Dans ce cadre, le passage d’une logique « avocat » à une logique « cabinet » illustre parfaitement le changement opéré par le secteur. Désormais, les grandes marques sont aussi celles des law firms et non plus uniquement celles des ténors du barreau.

Nécessité d’être dans l’air du temps

La transformation de l’activité résulte également de la volonté des cabinets de se développer en singeant le modèle de ses clients.

Il est ainsi intéressant de noter que l’appropriation des codes de l’entreprises, comme la division en départements, la mise en place d’outils de reporting ou le recrutement de fonctions supports (RH, marketing/Communication, finances.) est bien plus le fruit des grands cabinets d’affaires organisés sur le mode de fonctionnement des law firms américaines que des petites structures individuelles.

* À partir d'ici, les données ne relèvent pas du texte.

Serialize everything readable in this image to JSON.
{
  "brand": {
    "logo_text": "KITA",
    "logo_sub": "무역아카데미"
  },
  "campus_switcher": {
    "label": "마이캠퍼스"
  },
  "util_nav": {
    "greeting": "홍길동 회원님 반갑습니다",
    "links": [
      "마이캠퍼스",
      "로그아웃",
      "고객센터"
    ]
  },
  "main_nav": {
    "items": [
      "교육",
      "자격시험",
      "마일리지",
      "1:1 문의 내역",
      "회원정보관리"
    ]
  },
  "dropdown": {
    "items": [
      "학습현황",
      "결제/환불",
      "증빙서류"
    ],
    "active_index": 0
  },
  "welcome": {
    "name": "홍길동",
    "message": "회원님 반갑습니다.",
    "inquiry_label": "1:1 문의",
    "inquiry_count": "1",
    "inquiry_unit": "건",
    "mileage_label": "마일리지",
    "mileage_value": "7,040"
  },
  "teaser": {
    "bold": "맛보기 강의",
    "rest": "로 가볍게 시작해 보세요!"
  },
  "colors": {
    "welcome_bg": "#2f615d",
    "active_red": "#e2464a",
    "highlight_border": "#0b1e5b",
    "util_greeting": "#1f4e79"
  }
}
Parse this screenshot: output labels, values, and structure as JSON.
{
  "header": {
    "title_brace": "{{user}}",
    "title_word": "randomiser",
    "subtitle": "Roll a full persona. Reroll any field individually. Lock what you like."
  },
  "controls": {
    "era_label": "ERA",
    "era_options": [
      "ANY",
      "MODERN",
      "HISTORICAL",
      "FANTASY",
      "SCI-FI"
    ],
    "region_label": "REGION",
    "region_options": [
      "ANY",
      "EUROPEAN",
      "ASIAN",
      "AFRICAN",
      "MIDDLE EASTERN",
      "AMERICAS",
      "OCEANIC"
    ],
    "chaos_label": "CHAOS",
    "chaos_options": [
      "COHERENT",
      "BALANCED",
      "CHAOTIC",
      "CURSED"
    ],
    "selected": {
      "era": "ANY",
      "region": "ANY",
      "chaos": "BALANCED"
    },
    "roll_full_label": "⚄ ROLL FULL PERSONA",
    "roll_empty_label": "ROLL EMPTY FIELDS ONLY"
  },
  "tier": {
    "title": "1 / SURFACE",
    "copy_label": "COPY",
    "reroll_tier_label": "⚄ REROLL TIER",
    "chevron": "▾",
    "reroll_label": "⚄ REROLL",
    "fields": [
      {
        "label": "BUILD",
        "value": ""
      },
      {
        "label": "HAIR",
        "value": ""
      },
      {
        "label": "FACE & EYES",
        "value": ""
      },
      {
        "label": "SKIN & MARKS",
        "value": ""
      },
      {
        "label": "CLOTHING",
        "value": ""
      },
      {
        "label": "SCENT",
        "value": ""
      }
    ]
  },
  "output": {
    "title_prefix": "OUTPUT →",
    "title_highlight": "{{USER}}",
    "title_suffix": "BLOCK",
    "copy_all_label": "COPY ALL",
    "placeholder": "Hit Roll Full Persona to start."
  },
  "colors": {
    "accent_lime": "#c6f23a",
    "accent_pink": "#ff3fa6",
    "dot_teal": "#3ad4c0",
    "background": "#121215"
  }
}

Or différentes études tendent à démontrer que l’une des clefs de distinction entre cabinet d’affaire et cabinet généraliste est justement la part de clients particuliers pour les uns et institutionnels pour les autres.
L’adoption d’un modèle plus proche de celui de l’entreprise est donc d’abord et avant tout le fruit des choix stratégiques des grands cabinets adoptant ainsi le fonctionnement de leurs propres clients. Mais la raison essentielle et principale de cette évolution n’en reste pas moins la recherche des meilleurs pratiques permettant d’accroître la rentabilité des cabinets. Dans un environnement très largement concurrentiel la recherche de rentabilité est devenue une nécessité stratégique mais également économique.
Réduire les coûts, limiter le turnover et les débauchages, offrir à ses employés/collaborateurs des conditions de travail leur permettant de gagner en productivité, les codes de l’entreprise sont désormais totalement adoptés par les grands cabinets.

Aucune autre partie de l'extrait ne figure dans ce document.